La miséricorde du côté de Jeanne
Jeanne a été sensible à la douleur de son prochain. Les aides qu’elle a données par Jeanne aux plus démunis sont nombreuses : aides pécuniaires pour aider une veuve à payer les dettes de son mari décédé, pour permettre à des écoliers pauvres d’aller étudier, pour permettre à une jeune fille de se marier. Il y en a eu bien d’autres. Le témoignage de ses filles, des premiers franciscains qui l’ont aidée dans sa fondation en témoignent. Tous disent qu’elle a été « la mère des pauvres et des orphelins ». Son testament en donne la preuve. Les biens qu’elle attribue à diverses personnes laissent à penser que, de son vivant, elle les aidait déjà  : couvents, pauvres, paysans etc.

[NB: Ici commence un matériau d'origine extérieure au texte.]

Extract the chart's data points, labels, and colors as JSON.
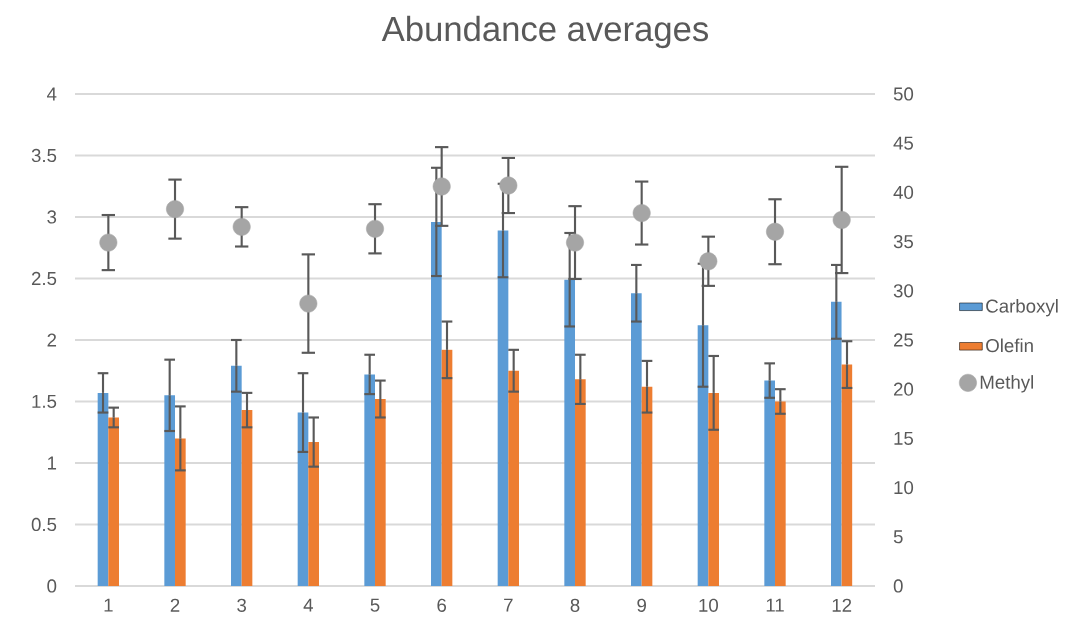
{
  "chart_data": {
    "type": "bar",
    "title": "Abundance averages",
    "categories": [
      "1",
      "2",
      "3",
      "4",
      "5",
      "6",
      "7",
      "8",
      "9",
      "10",
      "11",
      "12"
    ],
    "series": [
      {
        "name": "Carboxyl",
        "color": "#5b9bd5",
        "values": [
          1.57,
          1.55,
          1.79,
          1.41,
          1.72,
          2.96,
          2.89,
          2.49,
          2.38,
          2.12,
          1.67,
          2.31
        ],
        "errors": [
          0.16,
          0.29,
          0.21,
          0.32,
          0.16,
          0.44,
          0.38,
          0.38,
          0.23,
          0.5,
          0.14,
          0.3
        ]
      },
      {
        "name": "Olefin",
        "color": "#ed7d31",
        "values": [
          1.37,
          1.2,
          1.43,
          1.17,
          1.52,
          1.92,
          1.75,
          1.68,
          1.62,
          1.57,
          1.5,
          1.8
        ],
        "errors": [
          0.08,
          0.26,
          0.14,
          0.2,
          0.15,
          0.23,
          0.17,
          0.2,
          0.21,
          0.3,
          0.1,
          0.19
        ]
      },
      {
        "name": "Methyl",
        "type": "scatter",
        "axis": "y2",
        "color": "#a5a5a5",
        "values": [
          34.9,
          38.3,
          36.5,
          28.7,
          36.3,
          40.6,
          40.7,
          34.9,
          37.9,
          33.0,
          36.0,
          37.2
        ],
        "errors": [
          2.8,
          3.0,
          2.0,
          5.0,
          2.5,
          4.0,
          2.8,
          3.7,
          3.2,
          2.5,
          3.3,
          5.4
        ]
      }
    ],
    "ylim": [
      0,
      4
    ],
    "yticks": [
      0,
      0.5,
      1,
      1.5,
      2,
      2.5,
      3,
      3.5,
      4
    ],
    "y2lim": [
      0,
      50
    ],
    "y2ticks": [
      0,
      5,
      10,
      15,
      20,
      25,
      30,
      35,
      40,
      45,
      50
    ],
    "grid": "y",
    "legend": "right"
  }
}
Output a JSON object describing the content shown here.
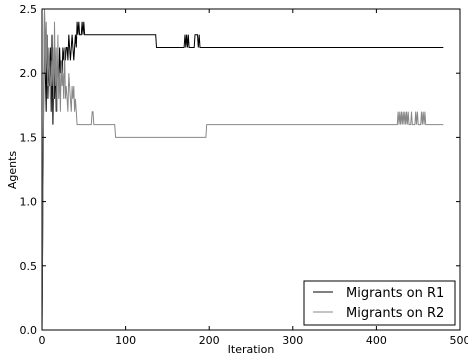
{
  "chart_data": {
    "type": "line",
    "title": "",
    "xlabel": "Iteration",
    "ylabel": "Agents",
    "xlim": [
      0,
      500
    ],
    "ylim": [
      0.0,
      2.5
    ],
    "xticks": [
      "0",
      "100",
      "200",
      "300",
      "400",
      "500"
    ],
    "yticks": [
      "0.0",
      "0.5",
      "1.0",
      "1.5",
      "2.0",
      "2.5"
    ],
    "grid": false,
    "legend_position": "bottom-right",
    "series": [
      {
        "name": "Migrants on R1",
        "color": "#000000",
        "points": [
          [
            0,
            0
          ],
          [
            2,
            1.8
          ],
          [
            3,
            2.5
          ],
          [
            4,
            2.0
          ],
          [
            5,
            1.7
          ],
          [
            6,
            2.3
          ],
          [
            7,
            1.8
          ],
          [
            8,
            2.1
          ],
          [
            9,
            1.9
          ],
          [
            10,
            2.2
          ],
          [
            11,
            1.7
          ],
          [
            12,
            2.3
          ],
          [
            13,
            1.6
          ],
          [
            14,
            2.0
          ],
          [
            15,
            1.8
          ],
          [
            16,
            2.1
          ],
          [
            17,
            1.7
          ],
          [
            18,
            2.0
          ],
          [
            19,
            2.1
          ],
          [
            20,
            1.9
          ],
          [
            21,
            2.2
          ],
          [
            22,
            2.0
          ],
          [
            23,
            2.1
          ],
          [
            24,
            2.0
          ],
          [
            25,
            2.2
          ],
          [
            26,
            2.1
          ],
          [
            27,
            2.2
          ],
          [
            28,
            2.1
          ],
          [
            29,
            2.2
          ],
          [
            30,
            2.2
          ],
          [
            31,
            2.1
          ],
          [
            32,
            2.3
          ],
          [
            33,
            2.2
          ],
          [
            34,
            2.1
          ],
          [
            35,
            2.2
          ],
          [
            36,
            2.3
          ],
          [
            37,
            2.2
          ],
          [
            38,
            2.1
          ],
          [
            39,
            2.2
          ],
          [
            40,
            2.3
          ],
          [
            41,
            2.2
          ],
          [
            42,
            2.4
          ],
          [
            43,
            2.3
          ],
          [
            44,
            2.4
          ],
          [
            45,
            2.3
          ],
          [
            47,
            2.3
          ],
          [
            48,
            2.4
          ],
          [
            49,
            2.3
          ],
          [
            50,
            2.4
          ],
          [
            51,
            2.3
          ],
          [
            136,
            2.3
          ],
          [
            137,
            2.2
          ],
          [
            170,
            2.2
          ],
          [
            171,
            2.3
          ],
          [
            172,
            2.2
          ],
          [
            173,
            2.3
          ],
          [
            174,
            2.2
          ],
          [
            175,
            2.3
          ],
          [
            176,
            2.2
          ],
          [
            182,
            2.2
          ],
          [
            183,
            2.3
          ],
          [
            186,
            2.3
          ],
          [
            187,
            2.2
          ],
          [
            188,
            2.3
          ],
          [
            189,
            2.2
          ],
          [
            480,
            2.2
          ]
        ]
      },
      {
        "name": "Migrants on R2",
        "color": "#888888",
        "points": [
          [
            0,
            0
          ],
          [
            2,
            1.9
          ],
          [
            3,
            2.5
          ],
          [
            4,
            2.0
          ],
          [
            5,
            2.4
          ],
          [
            6,
            2.1
          ],
          [
            7,
            1.9
          ],
          [
            8,
            2.2
          ],
          [
            9,
            2.0
          ],
          [
            10,
            1.8
          ],
          [
            11,
            2.1
          ],
          [
            12,
            1.9
          ],
          [
            13,
            2.2
          ],
          [
            14,
            1.8
          ],
          [
            15,
            2.4
          ],
          [
            16,
            1.9
          ],
          [
            17,
            2.2
          ],
          [
            18,
            1.7
          ],
          [
            19,
            2.3
          ],
          [
            20,
            1.8
          ],
          [
            21,
            2.0
          ],
          [
            22,
            1.7
          ],
          [
            23,
            2.1
          ],
          [
            24,
            1.9
          ],
          [
            25,
            2.0
          ],
          [
            26,
            1.8
          ],
          [
            27,
            2.2
          ],
          [
            28,
            1.8
          ],
          [
            29,
            1.9
          ],
          [
            30,
            1.8
          ],
          [
            31,
            1.7
          ],
          [
            32,
            2.0
          ],
          [
            33,
            1.9
          ],
          [
            34,
            1.8
          ],
          [
            35,
            1.7
          ],
          [
            36,
            1.9
          ],
          [
            37,
            1.8
          ],
          [
            38,
            1.9
          ],
          [
            39,
            1.7
          ],
          [
            40,
            1.8
          ],
          [
            41,
            1.7
          ],
          [
            42,
            1.6
          ],
          [
            59,
            1.6
          ],
          [
            60,
            1.7
          ],
          [
            61,
            1.7
          ],
          [
            62,
            1.6
          ],
          [
            87,
            1.6
          ],
          [
            88,
            1.5
          ],
          [
            196,
            1.5
          ],
          [
            197,
            1.6
          ],
          [
            425,
            1.6
          ],
          [
            426,
            1.7
          ],
          [
            427,
            1.6
          ],
          [
            428,
            1.7
          ],
          [
            429,
            1.6
          ],
          [
            430,
            1.7
          ],
          [
            431,
            1.6
          ],
          [
            432,
            1.7
          ],
          [
            433,
            1.6
          ],
          [
            434,
            1.7
          ],
          [
            435,
            1.6
          ],
          [
            436,
            1.7
          ],
          [
            437,
            1.6
          ],
          [
            438,
            1.7
          ],
          [
            439,
            1.6
          ],
          [
            441,
            1.6
          ],
          [
            442,
            1.7
          ],
          [
            443,
            1.6
          ],
          [
            446,
            1.6
          ],
          [
            447,
            1.7
          ],
          [
            448,
            1.6
          ],
          [
            449,
            1.7
          ],
          [
            450,
            1.6
          ],
          [
            453,
            1.6
          ],
          [
            454,
            1.7
          ],
          [
            455,
            1.6
          ],
          [
            456,
            1.7
          ],
          [
            457,
            1.6
          ],
          [
            458,
            1.7
          ],
          [
            459,
            1.6
          ],
          [
            480,
            1.6
          ]
        ]
      }
    ]
  }
}
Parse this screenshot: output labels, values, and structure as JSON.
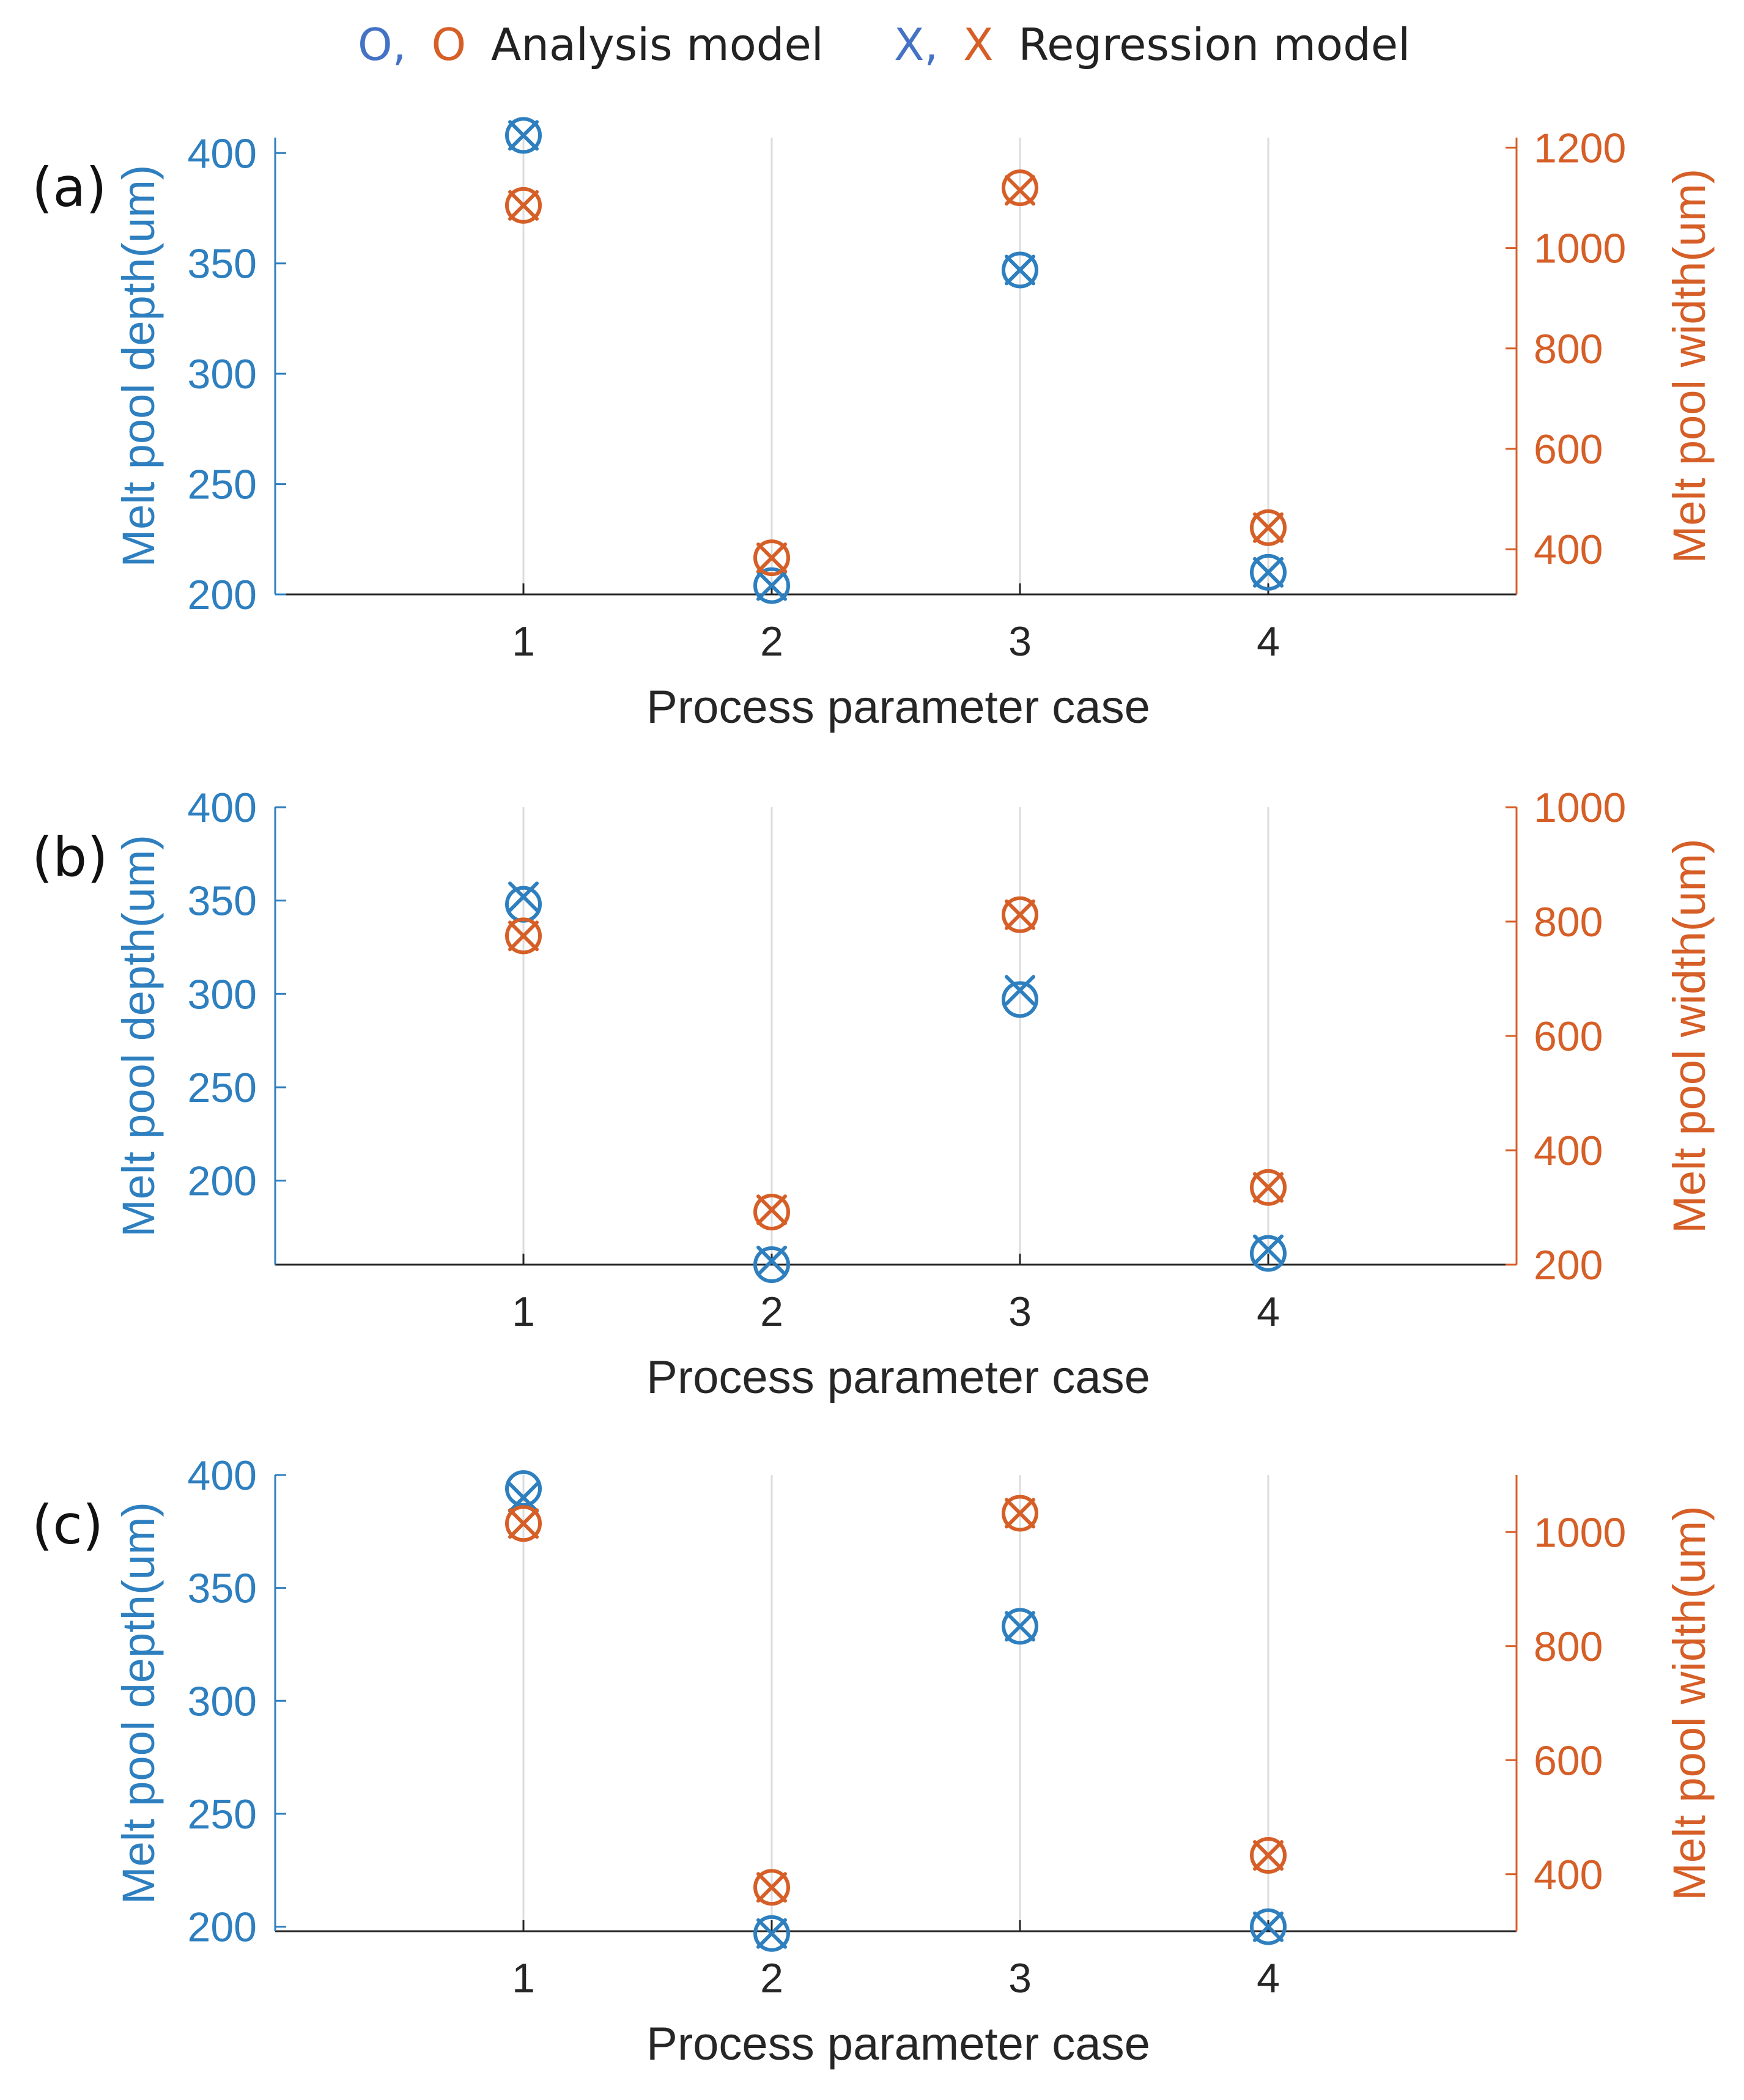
{
  "legend": {
    "analysis_prefix_1": "O,",
    "analysis_prefix_2": "O",
    "analysis_label": "Analysis model",
    "regression_prefix_1": "X,",
    "regression_prefix_2": "X",
    "regression_label": "Regression model"
  },
  "colors": {
    "depth": "#2e7fbf",
    "width": "#d65f27",
    "legend_blue": "#4472c4",
    "legend_orange": "#d65f27",
    "axis": "#262626",
    "grid": "#dcdcdc"
  },
  "chart_data": [
    {
      "type": "scatter",
      "panel_label": "(a)",
      "xlabel": "Process parameter case",
      "ylabel_left": "Melt pool depth(um)",
      "ylabel_right": "Melt pool width(um)",
      "x_ticks": [
        "1",
        "2",
        "3",
        "4"
      ],
      "xlim": [
        0,
        5
      ],
      "ylim_left": [
        200,
        407
      ],
      "yticks_left": [
        200,
        250,
        300,
        350,
        400
      ],
      "ylim_right": [
        310,
        1220
      ],
      "yticks_right": [
        400,
        600,
        800,
        1000,
        1200
      ],
      "grid": true,
      "series": [
        {
          "name": "Depth - Analysis model",
          "axis": "left",
          "marker": "o",
          "x": [
            1,
            2,
            3,
            4
          ],
          "values": [
            408,
            204,
            347,
            210
          ]
        },
        {
          "name": "Depth - Regression model",
          "axis": "left",
          "marker": "x",
          "x": [
            1,
            2,
            3,
            4
          ],
          "values": [
            408,
            204,
            347,
            210
          ]
        },
        {
          "name": "Width - Analysis model",
          "axis": "right",
          "marker": "o",
          "x": [
            1,
            2,
            3,
            4
          ],
          "values": [
            1085,
            383,
            1120,
            443
          ]
        },
        {
          "name": "Width - Regression model",
          "axis": "right",
          "marker": "x",
          "x": [
            1,
            2,
            3,
            4
          ],
          "values": [
            1085,
            383,
            1115,
            443
          ]
        }
      ]
    },
    {
      "type": "scatter",
      "panel_label": "(b)",
      "xlabel": "Process parameter case",
      "ylabel_left": "Melt pool depth(um)",
      "ylabel_right": "Melt pool width(um)",
      "x_ticks": [
        "1",
        "2",
        "3",
        "4"
      ],
      "xlim": [
        0,
        5
      ],
      "ylim_left": [
        155,
        400
      ],
      "yticks_left": [
        200,
        250,
        300,
        350,
        400
      ],
      "ylim_right": [
        200,
        1000
      ],
      "yticks_right": [
        200,
        400,
        600,
        800,
        1000
      ],
      "grid": true,
      "series": [
        {
          "name": "Depth - Analysis model",
          "axis": "left",
          "marker": "o",
          "x": [
            1,
            2,
            3,
            4
          ],
          "values": [
            348,
            155,
            297,
            161
          ]
        },
        {
          "name": "Depth - Regression model",
          "axis": "left",
          "marker": "x",
          "x": [
            1,
            2,
            3,
            4
          ],
          "values": [
            352,
            157,
            302,
            163
          ]
        },
        {
          "name": "Width - Analysis model",
          "axis": "right",
          "marker": "o",
          "x": [
            1,
            2,
            3,
            4
          ],
          "values": [
            775,
            292,
            812,
            335
          ]
        },
        {
          "name": "Width - Regression model",
          "axis": "right",
          "marker": "x",
          "x": [
            1,
            2,
            3,
            4
          ],
          "values": [
            775,
            296,
            812,
            335
          ]
        }
      ]
    },
    {
      "type": "scatter",
      "panel_label": "(c)",
      "xlabel": "Process parameter case",
      "ylabel_left": "Melt pool depth(um)",
      "ylabel_right": "Melt pool width(um)",
      "x_ticks": [
        "1",
        "2",
        "3",
        "4"
      ],
      "xlim": [
        0,
        5
      ],
      "ylim_left": [
        198,
        400
      ],
      "yticks_left": [
        200,
        250,
        300,
        350,
        400
      ],
      "ylim_right": [
        300,
        1100
      ],
      "yticks_right": [
        400,
        600,
        800,
        1000
      ],
      "grid": true,
      "series": [
        {
          "name": "Depth - Analysis model",
          "axis": "left",
          "marker": "o",
          "x": [
            1,
            2,
            3,
            4
          ],
          "values": [
            394,
            197,
            333,
            200
          ]
        },
        {
          "name": "Depth - Regression model",
          "axis": "left",
          "marker": "x",
          "x": [
            1,
            2,
            3,
            4
          ],
          "values": [
            390,
            197,
            333,
            200
          ]
        },
        {
          "name": "Width - Analysis model",
          "axis": "right",
          "marker": "o",
          "x": [
            1,
            2,
            3,
            4
          ],
          "values": [
            1015,
            377,
            1033,
            433
          ]
        },
        {
          "name": "Width - Regression model",
          "axis": "right",
          "marker": "x",
          "x": [
            1,
            2,
            3,
            4
          ],
          "values": [
            1015,
            377,
            1033,
            433
          ]
        }
      ]
    }
  ]
}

Elle a compati à la souffrance des malades qu’elle soignait elle-même ou faisait soigner par son médecin personnel. Elle a été sensible à la dure incarcération de son mari, Louis d’Orléans, lorsque celui-ci s’est rebellé contre Charles VIII et qu’il a dû subir trois longues années de prison. Ses dernières volontés données au Père Gabriel-Maria laissent présumer qu’à la Cour de France rumeurs et médisances circulaient à son sujet, et au sujet de l’aide qu’elle recevait de Gabriel-Maria. Alors, elle demande à Gabriel-Maria de faire garder à ses filles ce qu’il lui a fait garder à elle-même : excuser toujours ceux de qui on parle mal. Elle a rendu le bien pour le mal en gardant auprès d’elle, une fois duchesse de Berry, des personnes qui ne l’avaient guère soutenue au cours de son douloureux procès en nullité de mariage, en particulier la famille d’Albi qui, au temps du procès, était du côté du Louis XII. Elle a accueilli, à Bourges, des femmes qui, comme elle, n’ont pas été heureuses en mariage, telle Charlotte d’Albret, la femme de César Borgia. Une fois veuve, celle-ci s’est rapprochée de Jeanne qui lui a ouvert sa porte. Afin de rester près de Jeanne, Charlotte s’est alors installée en Berry, au château de la Motte-Feuilly.  Jeanne a été disponible à tous, donnant « conseil et réconfort ». En effet, beaucoup venaient au palais ducal la rencontrer, afin de lui demander conseil. Car, écrit soeur Françoise Guyard, son premier biographe, on savait que « la sagesse était en elle ».
Sa prière se faisait à certaines heures intercession. Elle priait pour les pécheurs, suivant le conseil qu’elle a reçu de la Vierge elle-même : « si tu vois quelques pécheurs, tu diras à Dieu dans ton cœur « il faut sauver ses pauvres gens ». Nous le savons grâce à Gabriel-Maria qui l’a rapporté dans un de ses écrits.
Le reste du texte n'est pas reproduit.